Before you begin creating database tables, you must know what to do when no value is specified for a column. To illustrate this point, imagine that you've been asked to fill out a Web form. If you leave a particular column blank, what is inserted into the database? As you can imagine, this problem could be cumbersome if you had to track no value markers. Fortunately, SQL defines a special value, NULL, to indicate that a column has no value.

CREATE TABLE

So far, you've learned how to design a table, including mapping out the table columns and defining the data type for each column. After you've properly designed a table, the method for creating a table in SQL is straightforward. Listing 1 shows the formal syntax for creating a table in Derby.

-- Comment describing the purpose and layout of the table 

CREATE TABLE tableName ( { <columnDefinition> | <tableLevelConstraint> } 
    [, { <columnDefinition> | <tableLevelConstraint> } ]* ) ;

You may feel bewildered after looking at this syntax for the first time. But it's easy to follow once you have the basics down. The square brackets ([ and ]) enclose optional parameters. As you can see from the formal syntax, any column definitions or table-level constraints after the required initial one (it wouldn't make sense to create a table with no columns!) are optional.

You probably understand what is meant by a column definition, but you might not understand the idea of a constraint. Constraints come in two types: table-level constraints and column constraints. A constraint limits either a column or a table in some manner. For example, you can use a constraint to require that a column always be assigned an actual value (no NULL values), or that every entry in a column must be unique, or that a column is automatically assigned a default value.

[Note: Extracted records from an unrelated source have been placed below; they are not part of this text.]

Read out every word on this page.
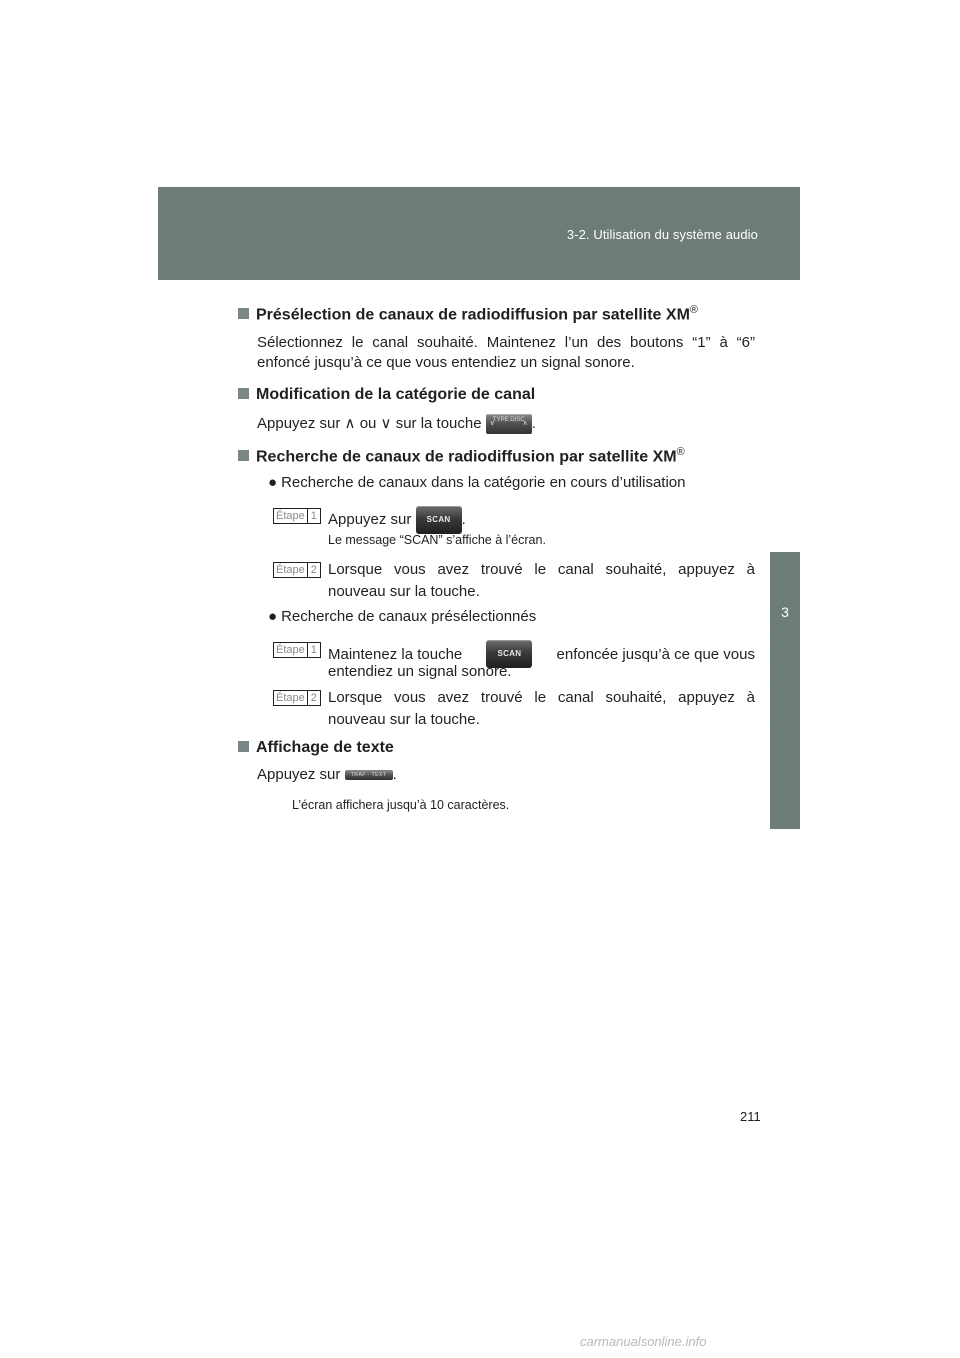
3-2. Utilisation du système audio
3
Caractéristiques de l’habitacle
Présélection de canaux de radiodiffusion par satellite XM®
Sélectionnez le canal souhaité. Maintenez l’un des boutons “1” à “6”
enfoncé jusqu’à ce que vous entendiez un signal sonore.
Modification de la catégorie de canal
Appuyez sur ∧ ou ∨ sur la touche ∨
TYPE DISC
∧ .
Recherche de canaux de radiodiffusion par satellite XM®
● Recherche de canaux dans la catégorie en cours d’utilisation
Étape 1 Appuyez sur SCAN .
Le message “SCAN” s’affiche à l’écran.
Étape 2 Lorsque vous avez trouvé le canal souhaité, appuyez à
nouveau sur la touche.
● Recherche de canaux présélectionnés
Étape 1 Maintenez la touche	SCAN	enfoncée jusqu’à ce que vous
entendiez un signal sonore.
Étape 2 Lorsque vous avez trouvé le canal souhaité, appuyez à
nouveau sur la touche.
Affichage de texte
Appuyez sur TRAF · TEXT .
L’écran affichera jusqu’à 10 caractères.
211
carmanualsonline.info
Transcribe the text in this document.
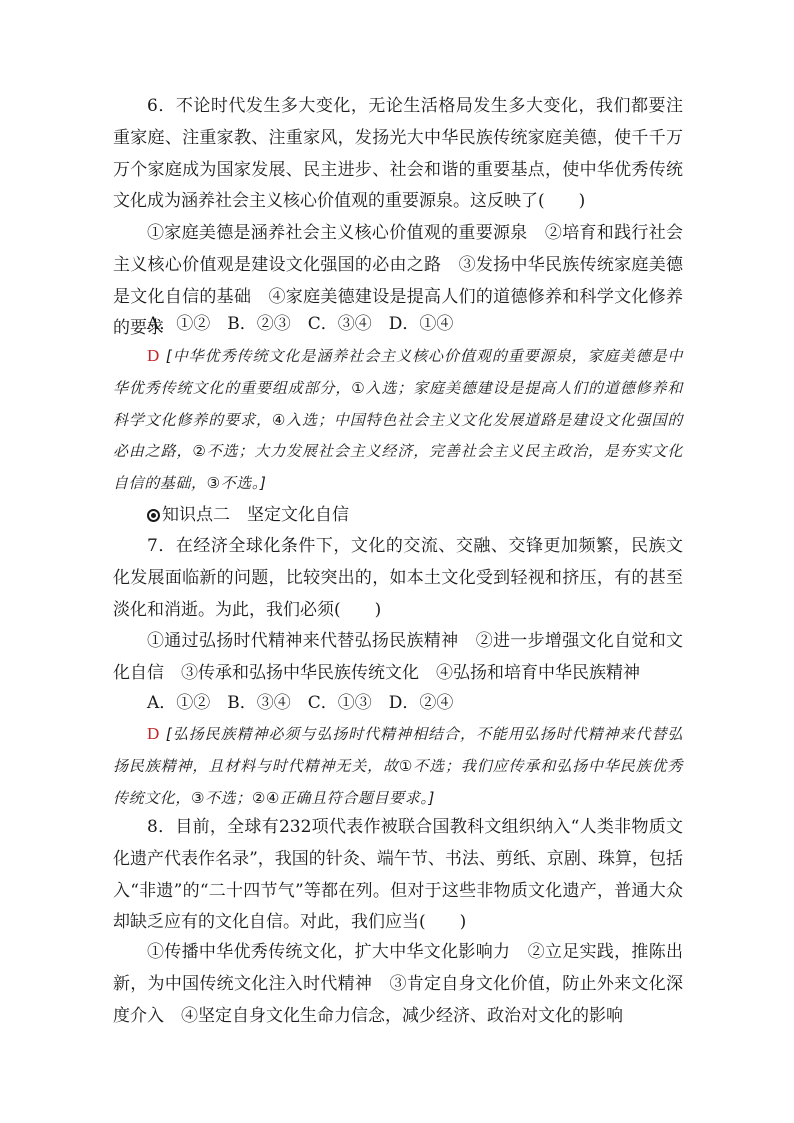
6．不论时代发生多大变化，无论生活格局发生多大变化，我们都要注重家庭、注重家教、注重家风，发扬光大中华民族传统家庭美德，使千千万万个家庭成为国家发展、民主进步、社会和谐的重要基点，使中华优秀传统文化成为涵养社会主义核心价值观的重要源泉。这反映了(　　)

①家庭美德是涵养社会主义核心价值观的重要源泉　②培育和践行社会主义核心价值观是建设文化强国的必由之路　③发扬中华民族传统家庭美德是文化自信的基础　④家庭美德建设是提高人们的道德修养和科学文化修养的要求

A．①②　B．②③　C．③④　D．①④

D [中华优秀传统文化是涵养社会主义核心价值观的重要源泉，家庭美德是中华优秀传统文化的重要组成部分，①入选；家庭美德建设是提高人们的道德修养和科学文化修养的要求，④入选；中国特色社会主义文化发展道路是建设文化强国的必由之路，②不选；大力发展社会主义经济，完善社会主义民主政治，是夯实文化自信的基础，③不选。]

知识点二　坚定文化自信

7．在经济全球化条件下，文化的交流、交融、交锋更加频繁，民族文化发展面临新的问题，比较突出的，如本土文化受到轻视和挤压，有的甚至淡化和消逝。为此，我们必须(　　)

①通过弘扬时代精神来代替弘扬民族精神　②进一步增强文化自觉和文化自信　③传承和弘扬中华民族传统文化　④弘扬和培育中华民族精神

A．①②　B．③④　C．①③　D．②④

D [弘扬民族精神必须与弘扬时代精神相结合，不能用弘扬时代精神来代替弘扬民族精神，且材料与时代精神无关，故①不选；我们应传承和弘扬中华民族优秀传统文化，③不选；②④正确且符合题目要求。]

8．目前，全球有232项代表作被联合国教科文组织纳入“人类非物质文化遗产代表作名录”，我国的针灸、端午节、书法、剪纸、京剧、珠算，包括入“非遗”的“二十四节气”等都在列。但对于这些非物质文化遗产，普通大众却缺乏应有的文化自信。对此，我们应当(　　)

①传播中华优秀传统文化，扩大中华文化影响力　②立足实践，推陈出新，为中国传统文化注入时代精神　③肯定自身文化价值，防止外来文化深度介入　④坚定自身文化生命力信念，减少经济、政治对文化的影响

The asterisk (*) after the last closing square bracket indicates that more than one of the enclosing items can be included. This implies that the table must have one or more columns or table-level constraints. The vertical line (|) indicates an either/or condition. In this syntax example, you must either define a new column or define a new table-level constraint. The curly brackets ({ and }) group related items together, and the parentheses (( and )) are required elements. Finally, the semicolon (;) indicates the end of a SQL statement.

SQLite Schema Creation

In the following code block, we create our schema for Bigdog's Surf Shop, which includes two new tables: myProducts and myVendors. The myProducts table has four columns: itemNumber, price, stockDate, and description. The itemNumber column provides a unique identity for each item (or row) and has an attached column-level constraint that enforces a valid value to always be supplied (NOT NULL). Without this requirement, the itemNumber column isn't guaranteed to be unique because multiple columns could be assigned a NULL value. The price column is created as a REAL data type. The last two columns are simple: The stockDate column is stored as a TEXT (we can use application logic to transform the date/time information into and out of the appropriate YYYY-MM-DD format), and description is also stored in a TEXT field.

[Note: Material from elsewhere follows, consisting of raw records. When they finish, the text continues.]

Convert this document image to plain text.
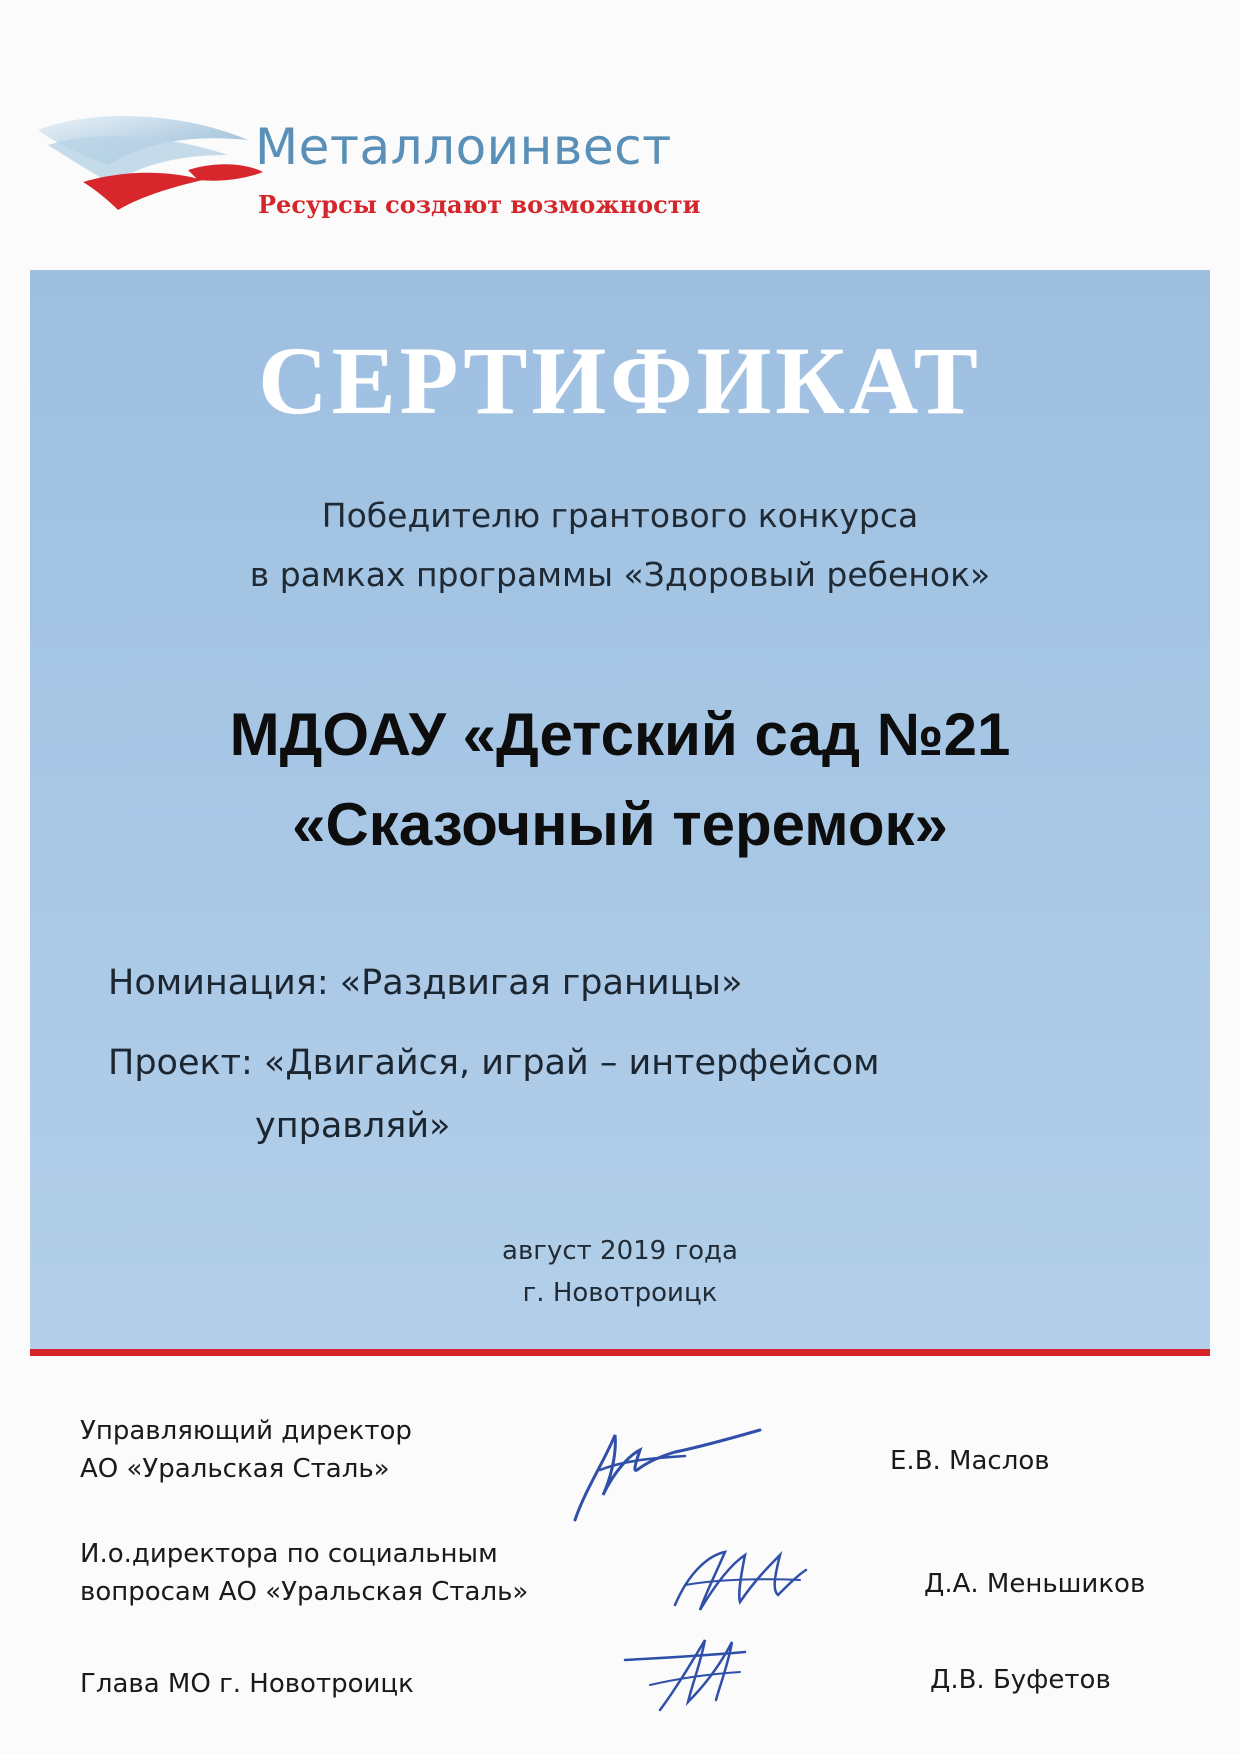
Металлоинвест
Ресурсы создают возможности
СЕРТИФИКАТ
Победителю грантового конкурса
в рамках программы «Здоровый ребенок»
МДОАУ «Детский сад №21
«Сказочный теремок»
Номинация: «Раздвигая границы»
Проект: «Двигайся, играй – интерфейсом
управляй»
август 2019 года
г. Новотроицк
Управляющий директор
АО «Уральская Сталь»	Е.В. Маслов
И.о.директора по социальным
вопросам АО «Уральская Сталь»	Д.А. Меньшиков
Глава МО г. Новотроицк	Д.В. Буфетов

The myVendors table has three columns: itemNumber, vendorNumber, and vendorName. In this case, both the itemNumber and vendorNumber columns have attached column-level constraints (NOT NULL). In addition, the vendorName column is stored as a TEXT field.

Drop Table

No one is perfect. What do you do when you incorrectly create a table or a table is no longer needed? The simple answer is to delete the table from the database and, if necessary, create a replacement table. Deleting a table is easy, which means, of course, that you should exercise great care when doing so -- no dialog box pops up and asks if you're sure you want to proceed!

The full syntax for deleting-or, more formally, dropping-a table from a database in SQLite is

DROP TABLE tableName ;

The syntax is simple: You append the fully qualified name and a semicolon to the DROP TABLE SQL command, and you're finished.

In the next few code cells, we first create our schema file, before executing the SQL commands on our new database by using the sqlite3 client tool.



In [1]:

    
%%writefile create.sql

-- First we drop any tables if they exist
-- Ignore the no such Table error if present

DROP TABLE myVendors ;
DROP TABLE myProducts ;

-- Vendor Table: Could contain full vendor contact information.
    
CREATE TABLE myVendors (
    itemNumber INT NOT NULL,
    vendornumber INT NOT NULL,
    vendorName TEXT
) ;

-- Product Table: Could include additional data like quantity
    
CREATE TABLE myProducts (
    itemNumber INT NOT NULL,
    price REAL,
    stockDate TEXT,
    description TEXT
) ;









    



Writing create.sql



In [3]:

    
# Now create the schema in a new test database

!sqlite3 test < create.sql



In [4]:

    
# We can test the results

!sqlite3 test ".schema"









    



CREATE TABLE myVendors (
    itemNumber INT NOT NULL,
    vendornumber INT NOT NULL,
    vendorName TEXT
);
CREATE TABLE myProducts (
    itemNumber INT NOT NULL,
    price REAL,
    stockDate TEXT,
    description TEXT
);

SQL scripts

As the previous code blocks demonstrated, we can write SQL commands into a script file that can be easily executed by the sqlite3 client. While this might seem like overkill given the simplicity of our current schema, it is actually a useful technique. Often, you'll need to execute multiple, complex commands. To simplify debugging a set of complex SQL commands, it's generally easier to write them in a text file and then execute the commands in the text file all at once. By placing SQL commands in a script file, you gain the additional benefit of being able to execute the commands as many times as necessary.

A script file is just a plain text file that contains a combination of SQL commands and SQLite commands that can be run directly from the sqlite3 tool. A script file simplifies the development and maintenance of relational databases and provides a self-documenting technique for building databases. You should store these files as ASCII text files, not as RTF files (or any other format), to prevent text-encoding errors. Some text applications may try to automatically save your file as a rich text file. Be careful to avoid doing so, or you may have problems when you try to execute your script file. For this reason, you probably will want to always create and edit your SQL scripts at the Unix command prompt.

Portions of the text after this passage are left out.